9. The AGV chassis structure with switchable wheel sets based on guide rail sliders according to claim 8, characterized in that, Also includes: The fourth electromagnet (1603) has a U-shaped mounting bracket, including a second connecting plate (1604) and a first limiting plate (1601) and a second limiting plate (1605) disposed at the upper and lower ends of the second connecting plate (1604). The second connecting plate (1604) is connected to the drive motor (17), and the fourth electromagnet (1603) is disposed on the second connecting plate (1604). The fourth electromagnet (1603) is connected to the limiting block (1606) via a telescopic rod, and a second spring (1607) is sleeved on the outside of the telescopic rod. When the universal wheel (2), differential wheel (3) or Mecanum wheel (4) moves from the through hole (101) to below the base plate (1) and contacts the ground, the fourth electromagnet (1603) is de-energized, and the second spring (1607) pushes the limiting block (1606) to the outside of the through hole (101) and contacts the lower surface of the base plate (1).
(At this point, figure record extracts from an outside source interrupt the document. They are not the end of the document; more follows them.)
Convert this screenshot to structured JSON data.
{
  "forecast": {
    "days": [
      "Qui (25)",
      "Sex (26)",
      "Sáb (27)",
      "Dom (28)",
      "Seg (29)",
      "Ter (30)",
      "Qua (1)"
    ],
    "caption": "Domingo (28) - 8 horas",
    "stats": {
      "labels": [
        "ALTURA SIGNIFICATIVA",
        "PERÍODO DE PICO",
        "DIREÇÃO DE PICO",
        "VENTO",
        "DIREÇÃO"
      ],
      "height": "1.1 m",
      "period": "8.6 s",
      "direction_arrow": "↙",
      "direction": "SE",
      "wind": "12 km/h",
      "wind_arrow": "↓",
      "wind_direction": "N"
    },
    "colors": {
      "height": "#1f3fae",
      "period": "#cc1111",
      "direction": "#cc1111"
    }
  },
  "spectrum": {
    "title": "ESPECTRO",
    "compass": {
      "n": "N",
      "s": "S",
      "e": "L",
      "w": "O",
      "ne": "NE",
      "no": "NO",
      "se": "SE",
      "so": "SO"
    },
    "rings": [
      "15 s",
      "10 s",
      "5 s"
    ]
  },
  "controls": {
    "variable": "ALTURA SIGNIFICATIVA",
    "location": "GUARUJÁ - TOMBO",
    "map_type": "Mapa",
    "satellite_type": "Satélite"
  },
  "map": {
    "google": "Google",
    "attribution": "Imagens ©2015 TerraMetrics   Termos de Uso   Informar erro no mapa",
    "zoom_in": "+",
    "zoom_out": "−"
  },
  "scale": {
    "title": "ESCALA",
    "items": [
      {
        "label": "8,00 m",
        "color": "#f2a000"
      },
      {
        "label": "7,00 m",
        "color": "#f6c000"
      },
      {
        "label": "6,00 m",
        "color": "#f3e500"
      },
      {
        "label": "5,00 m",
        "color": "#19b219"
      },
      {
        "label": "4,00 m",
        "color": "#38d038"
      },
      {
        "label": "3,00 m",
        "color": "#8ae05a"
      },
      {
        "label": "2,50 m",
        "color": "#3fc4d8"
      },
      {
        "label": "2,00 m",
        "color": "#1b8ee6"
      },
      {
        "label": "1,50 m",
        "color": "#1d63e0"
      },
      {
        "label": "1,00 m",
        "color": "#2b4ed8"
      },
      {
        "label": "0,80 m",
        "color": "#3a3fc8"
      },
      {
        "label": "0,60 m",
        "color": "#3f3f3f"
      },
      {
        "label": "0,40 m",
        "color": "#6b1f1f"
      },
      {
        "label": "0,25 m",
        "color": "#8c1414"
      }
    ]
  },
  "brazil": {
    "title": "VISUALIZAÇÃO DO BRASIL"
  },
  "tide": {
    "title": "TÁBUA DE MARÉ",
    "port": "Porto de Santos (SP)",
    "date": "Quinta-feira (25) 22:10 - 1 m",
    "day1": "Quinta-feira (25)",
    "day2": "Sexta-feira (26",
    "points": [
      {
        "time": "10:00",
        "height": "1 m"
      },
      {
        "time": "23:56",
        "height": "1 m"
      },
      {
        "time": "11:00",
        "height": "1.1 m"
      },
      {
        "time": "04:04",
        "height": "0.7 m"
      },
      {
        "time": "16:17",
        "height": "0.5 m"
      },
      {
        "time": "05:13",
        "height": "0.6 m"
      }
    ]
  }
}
When the fourth electromagnet (1603) is energized, the fourth electromagnet (1603) overcomes the elastic force of the second spring (1607) and attracts the limiting block (1606).

10. The AGV chassis structure with switchable wheel sets based on guide rail sliders according to claim 9, characterized in that, Also includes: The fifth electromagnet (1608) is located at the bottom of the limiting block (1606); The fifth electromagnet (1608) is connected to the snap-fit ​​component (1609) via the third spring (1611). The second limiting plate (1605) has a snap-fit ​​hole (1610). When the fourth electromagnet (1603) attracts the limiting block (1606), the third spring (1611) pushes the snap-fit ​​component (1609) into the snap-fit ​​hole (1610). When the fifth electromagnet (1608) is energized, the fifth electromagnet (1608) overcomes the elastic force of the third spring (1611) and moves the snap-fit ​​component (1609) upward to outside the snap-fit ​​hole (1610).